Step 2: Using LLM Pretraining in a Python program

The belowing python script gives an example to pretrain a Llama-liked model. You can also find this example script in /workspace/apps/examples/pretrain/llm_pretrain_example.py.

# /workspace/apps/examples/pretrain/llm_pretrain_example.py
from llmboost.llmboost_pretrain import LLMBoostPretrain
from llmboost.pretrain.dataset_provider.gpt_dataset_provider import (
gpt_dataset_provider,
)
from llmboost.pretrain.model_provider.gpt_model_provider import gpt_model_provider
from llmboost.pretrain.forward_step.gpt_forward_step import gpt_forward_step
from megatron.core.enums import ModelType

if __name__ == "__main__":

# example of llama2-7B pretraining
llmboost_trainer = LLMBoostPretrain(
gpt_dataset_provider,
gpt_model_provider,
ModelType.encoder_or_decoder,
gpt_forward_step,
args_defaults={"tokenizer_type": "GPT2BPETokenizer"},
num_layers=32,
hidden_size=1024,
ffn_hidden_size=14336,
num_attention_heads=8,
seq_length=4096,
max_position_embeddings=128000,
num_query_groups=8,
# training hyperparams
micro_batch_size=1,
global_batch_size=4,
train_iters=50,
# training stategy
tp=1,
# data arguments
tokenizer_model="meta-llama/Llama-2-7b-chat-hf",
tensorboard_dir="logs/log_0.txt",
te_fp8=0,
)
llmboost_trainer.run()

Then, you could run the training by the following command, which will start training the llama-liked model on 4 GPUs.
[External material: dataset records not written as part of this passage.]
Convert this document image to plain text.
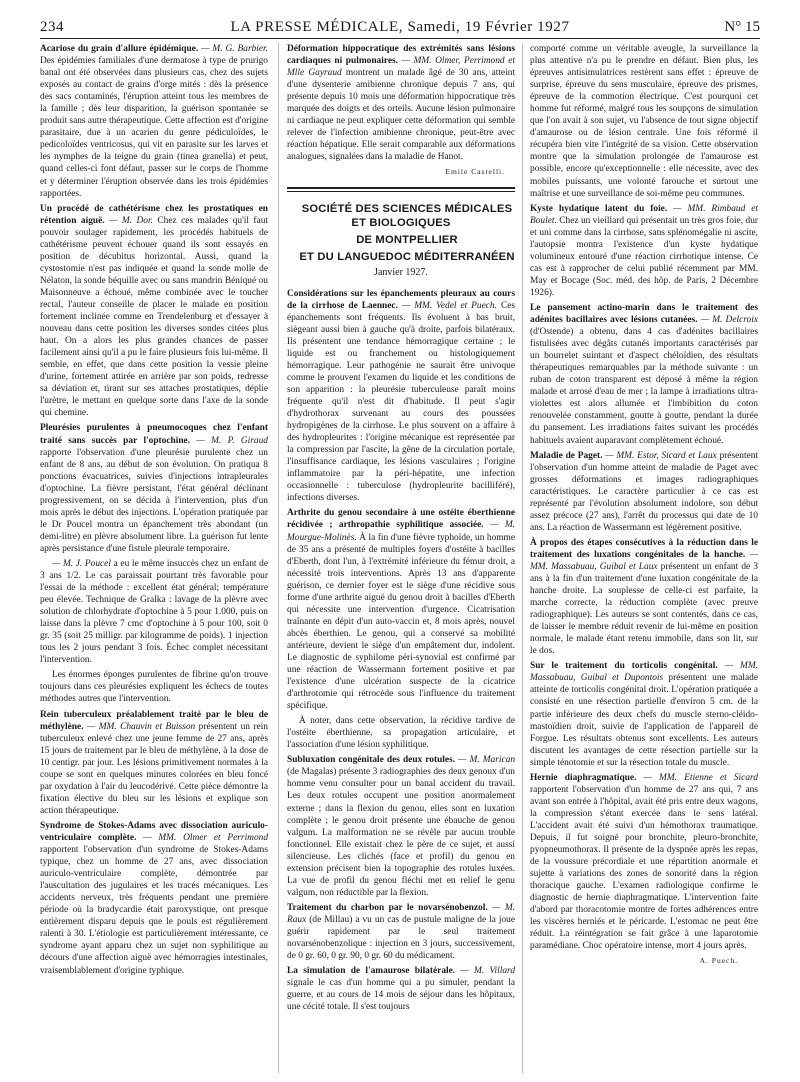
234	LA PRESSE MÉDICALE, Samedi, 19 Février 1927	N° 15

Acariose du grain d'allure épidémique. — M. G. Barbier. Des épidémies familiales d'une dermatose à type de prurigo banal ont été observées dans plusieurs cas, chez des sujets exposés au contact de grains d'orge mités : dès la présence des sacs contaminés, l'éruption atteint tous les membres de la famille ; dès leur disparition, la guérison spontanée se produit sans autre thérapeutique. Cette affection est d'origine parasitaire, due à un acarien du genre pédiculoïdes, le pedicoloïdes ventricosus, qui vit en parasite sur les larves et les nymphes de la teigne du grain (tinea granella) et peut, quand celles-ci font défaut, passer sur le corps de l'homme et y déterminer l'éruption observée dans les trois épidémies rapportées.

Un procédé de cathétérisme chez les prostatiques en rétention aiguë. — M. Dor. Chez ces malades qu'il faut pouvoir soulager rapidement, les procédés habituels de cathétérisme peuvent échouer quand ils sont essayés en position de décubitus horizontal. Aussi, quand la cystostomie n'est pas indiquée et quand la sonde molle de Nélaton, la sonde béquille avec ou sans mandrin Béniqué ou Maisonneuve a échoué, même combinée avec le toucher rectal, l'auteur conseille de placer le malade en position fortement inclinée comme en Trendelenburg et d'essayer à nouveau dans cette position les diverses sondes citées plus haut. On a alors les plus grandes chances de passer facilement ainsi qu'il a pu le faire plusieurs fois lui-même. Il semble, en effet, que dans cette position la vessie pleine d'urine, fortement attirée en arrière par son poids, redresse sa déviation et, tirant sur ses attaches prostatiques, déplie l'urètre, le mettant en quelque sorte dans l'axe de la sonde qui chemine.

Pleurésies purulentes à pneumocoques chez l'enfant traité sans succès par l'optochine. — M. P. Giraud rapporte l'observation d'une pleurésie purulente chez un enfant de 8 ans, au début de son évolution. On pratiqua 8 ponctions évacuatrices, suivies d'injections intrapleurales d'optochine. La fièvre persistant, l'état général déclinant progressivement, on se décida à l'intervention, plus d'un mois après le début des injections. L'opération pratiquée par le Dr Poucel montra un épanchement très abondant (un demi-litre) en plèvre absolument libre. La guérison fut lente après persistance d'une fistule pleurale temporaire.

— M. J. Poucel a eu le même insuccès chez un enfant de 3 ans 1/2. Le cas paraissait pourtant très favorable pour l'essai de la méthode : excellent état général; température peu élevée. Technique de Gralka : lavage de la plèvre avec solution de chlorhydrate d'optochine à 5 pour 1.000, puis on laisse dans la plèvre 7 cmc d'optochine à 5 pour 100, soit 0 gr. 35 (soit 25 milligr. par kilogramme de poids). 1 injection tous les 2 jours pendant 3 fois. Échec complet nécessitant l'intervention.

Les énormes éponges purulentes de fibrine qu'on trouve toujours dans ces pleurésies expliquent les échecs de toutes méthodes autres que l'intervention.

Rein tuberculeux préalablement traité par le bleu de méthylène. — MM. Chauvin et Buisson présentent un rein tuberculeux enlevé chez une jeune femme de 27 ans, après 15 jours de traitement par le bleu de méthylène, à la dose de 10 centigr. par jour. Les lésions primitivement normales à la coupe se sont en quelques minutes colorées en bleu foncé par oxydation à l'air du leucodérivé. Cette pièce démontre la fixation élective du bleu sur les lésions et explique son action thérapeutique.

Syndrome de Stokes-Adams avec dissociation auriculo-ventriculaire complète. — MM. Olmer et Perrimond rapportent l'observation d'un syndrome de Stokes-Adams typique, chez un homme de 27 ans, avec dissociation auriculo-ventriculaire complète, démontrée par l'auscultation des jugulaires et les tracés mécaniques. Les accidents nerveux, très fréquents pendant une première période où la bradycardie était paroxystique, ont presque entièrement disparu depuis que le pouls est régulièrement ralenti à 30. L'étiologie est particulièrement intéressante, ce syndrome ayant apparu chez un sujet non syphilitique au décours d'une affection aiguë avec hémorragies intestinales, vraisemblablement d'origine typhique.

Déformation hippocratique des extrémités sans lésions cardiaques ni pulmonaires. — MM. Olmer, Perrimond et Mlle Gayraud montrent un malade âgé de 30 ans, atteint d'une dysenterie amibienne chronique depuis 7 ans, qui présente depuis 10 mois une déformation hippocratique très marquée des doigts et des orteils. Aucune lésion pulmonaire ni cardiaque ne peut expliquer cette déformation qui semble relever de l'infection amibienne chronique, peut-être avec réaction hépatique. Elle serait comparable aux déformations analogues, signalées dans la maladie de Hanot.

Emile Castelli.

SOCIÉTÉ DES SCIENCES MÉDICALES ET BIOLOGIQUES

DE MONTPELLIER

ET DU LANGUEDOC MÉDITERRANÉEN

Janvier 1927.

Considérations sur les épanchements pleuraux au cours de la cirrhose de Laennec. — MM. Vedel et Puech. Ces épanchements sont fréquents. Ils évoluent à bas bruit, siègeant aussi bien à gauche qu'à droite, parfois bilatéraux. Ils présentent une tendance hémorragique certaine ; le liquide est ou franchement ou histologiquement hémorragique. Leur pathogénie ne saurait être univoque comme le prouvent l'examen du liquide et les conditions de son apparition : la pleurésie tuberculeuse paraît moins fréquente qu'il n'est dit d'habitude. Il peut s'agir d'hydrothorax survenant au cours des poussées hydropigènes de la cirrhose. Le plus souvent on a affaire à des hydropleurites : l'origine mécanique est représentée par la compression par l'ascite, la gêne de la circulation portale, l'insuffisance cardiaque, les lésions vasculaires ; l'origine inflammatoire par la péri-hépatite, une infection occasionnelle : tuberculose (hydropleurite bacilliféré), infections diverses.

Arthrite du genou secondaire à une ostéite éberthienne récidivée ; arthropathie syphilitique associée. — M. Mourgue-Molinès. À la fin d'une fièvre typhoïde, un homme de 35 ans a présenté de multiples foyers d'ostéite à bacilles d'Eberth, dont l'un, à l'extrémité inférieure du fémur droit, a nécessité trois interventions. Après 13 ans d'apparente guérison, ce dernier foyer est le siège d'une récidive sous forme d'une arthrite aiguë du genou droit à bacilles d'Eberth qui nécessite une intervention d'urgence. Cicatrisation traînante en dépit d'un auto-vaccin et, 8 mois après, nouvel abcès éberthien. Le genou, qui a conservé sa mobilité antérieure, devient le siège d'un empâtement dur, indolent. Le diagnostic de syphilome péri-synovial est confirmé par une réaction de Wassermann fortement positive et par l'existence d'une ulcération suspecte de la cicatrice d'arthrotomie qui rétrocède sous l'influence du traitement spécifique.

À noter, dans cette observation, la récidive tardive de l'ostéite éberthienne, sa propagation articulaire, et l'association d'une lésion syphilitique.

Subluxation congénitale des deux rotules. — M. Marican (de Magalas) présente 3 radiographies des deux genoux d'un homme venu consulter pour un banal accident du travail. Les deux rotules occupent une position anormalement externe ; dans la flexion du genou, elles sont en luxation complète ; le genou droit présente une ébauche de genou valgum. La malformation ne se révèle par aucun trouble fonctionnel. Elle existait chez le père de ce sujet, et aussi silencieuse. Les clichés (face et profil) du genou en extension précisent bien la topographie des rotules luxées. La vue de profil du genou fléchi met en relief le genu valgum, non réductible par la flexion.

Traitement du charbon par le novarsénobenzol. — M. Raux (de Millau) a vu un cas de pustule maligne de la joue guérir rapidement par le seul traitement novarsénobenzolique : injection en 3 jours, successivement, de 0 gr. 60, 0 gr. 90, 0 gr. 60 du médicament.

La simulation de l'amaurose bilatérale. — M. Villard signale le cas d'un homme qui a pu simuler, pendant la guerre, et au cours de 14 mois de séjour dans les hôpitaux, une cécité totale. Il s'est toujours

comporté comme un véritable aveugle, la surveillance la plus attentive n'a pu le prendre en défaut. Bien plus, les épreuves antisimulatrices restèrent sans effet : épreuve de surprise, épreuve du sens musculaire, épreuve des prismes, épreuve de la commotion électrique. C'est pourquoi cet homme fut réformé, malgré tous les soupçons de simulation que l'on avait à son sujet, vu l'absence de tout signe objectif d'amaurose ou de lésion centrale. Une fois réformé il récupéra bien vite l'intégrité de sa vision. Cette observation montre que la simulation prolongée de l'amaurose est possible, encore qu'exceptionnelle : elle nécessite, avec des mobiles puissants, une volonté farouche et surtout une maîtrise et une surveillance de soi-même peu communes.

Kyste hydatique latent du foie. — MM. Rimbaud et Boulet. Chez un vieillard qui présentait un très gros foie, dur et uni comme dans la cirrhose, sans splénomégalie ni ascite, l'autopsie montra l'existence d'un kyste hydatique volumineux entouré d'une réaction cirrhotique intense. Ce cas est à rapprocher de celui publié récemment par MM. May et Bocage (Soc. méd. des hôp. de Paris, 2 Décembre 1926).

Le pansement actino-marin dans le traitement des adénites bacillaires avec lésions cutanées. — M. Delcroix (d'Ostende) a obtenu, dans 4 cas d'adénites bacillaires fistulisées avec dégâts cutanés importants caractérisés par un bourrelet suintant et d'aspect chéloïdien, des résultats thérapeutiques remarquables par la méthode suivante : un ruban de coton transparent est déposé à même la région malade et arrosé d'eau de mer ; la lampe à irradiations ultra-violettes est alors allumée et l'imbibition du coton renouvelée constamment, goutte à goutte, pendant la durée du pansement. Les irradiations faites suivant les procédés habituels avaient auparavant complètement échoué.

Maladie de Paget. — MM. Estor, Sicard et Laux présentent l'observation d'un homme atteint de maladie de Paget avec grosses déformations et images radiographiques caractéristiques. Le caractère particulier à ce cas est représenté par l'évolution absolument indolore, son début assez précoce (27 ans), l'arrêt du processus qui date de 10 ans. La réaction de Wassermann est légèrement positive.

À propos des étapes consécutives à la réduction dans le traitement des luxations congénitales de la hanche. — MM. Massabuau, Guibal et Laux présentent un enfant de 3 ans à la fin d'un traitement d'une luxation congénitale de la hanche droite. La souplesse de celle-ci est parfaite, la marche correcte, la réduction complète (avec preuve radiographique). Les auteurs se sont contentés, dans ce cas, de laisser le membre réduit revenir de lui-même en position normale, le malade étant retenu immobile, dans son lit, sur le dos.

Sur le traitement du torticolis congénital. — MM. Massabuau, Guibal et Dupontois présentent une malade atteinte de torticolis congénital droit. L'opération pratiquée a consisté en une résection partielle d'environ 5 cm. de la partie inférieure des deux chefs du muscle sterno-cléido-mastoïdien droit, suivie de l'application de l'appareil de Forgue. Les résultats obtenus sont excellents. Les auteurs discutent les avantages de cette résection partielle sur la simple ténotomie et sur la résection totale du muscle.

Hernie diaphragmatique. — MM. Etienne et Sicard rapportent l'observation d'un homme de 27 ans qui, 7 ans avant son entrée à l'hôpital, avait été pris entre deux wagons, la compression s'étant exercée dans le sens latéral. L'accident avait été suivi d'un hémothorax traumatique. Depuis, il fut soigné pour bronchite, pleuro-bronchite, pyopneumothorax. Il présente de la dyspnée après les repas, de la voussure précordiale et une répartition anormale et sujette à variations des zones de sonorité dans la région thoracique gauche. L'examen radiologique confirme le diagnostic de hernie diaphragmatique. L'intervention faite d'abord par thoracotomie montre de fortes adhérences entre les viscères herniés et le péricarde. L'estomac ne peut être réduit. La réintégration se fait grâce à une laparotomie paramédiane. Choc opératoire intense, mort 4 jours après.

A. Puech.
You are expected to see the model are trained by 50 iterations and the training loss drops by epochs.

torchrun --nproc_per_node=4 /workspace/apps/examples/pretrain/llm_pretrain_example.py

To run multi-node pretraining, you could specify the master node by setting MASTER_ADDR, MASTER_PORT, and RANK for each worker. i.e. torchrun --MASTER_ADDR <master node ip> --MASTER_PORT <port> --RANK <node rank> <script to run>. Please refer to PyTorch's torchrun documentation for more details.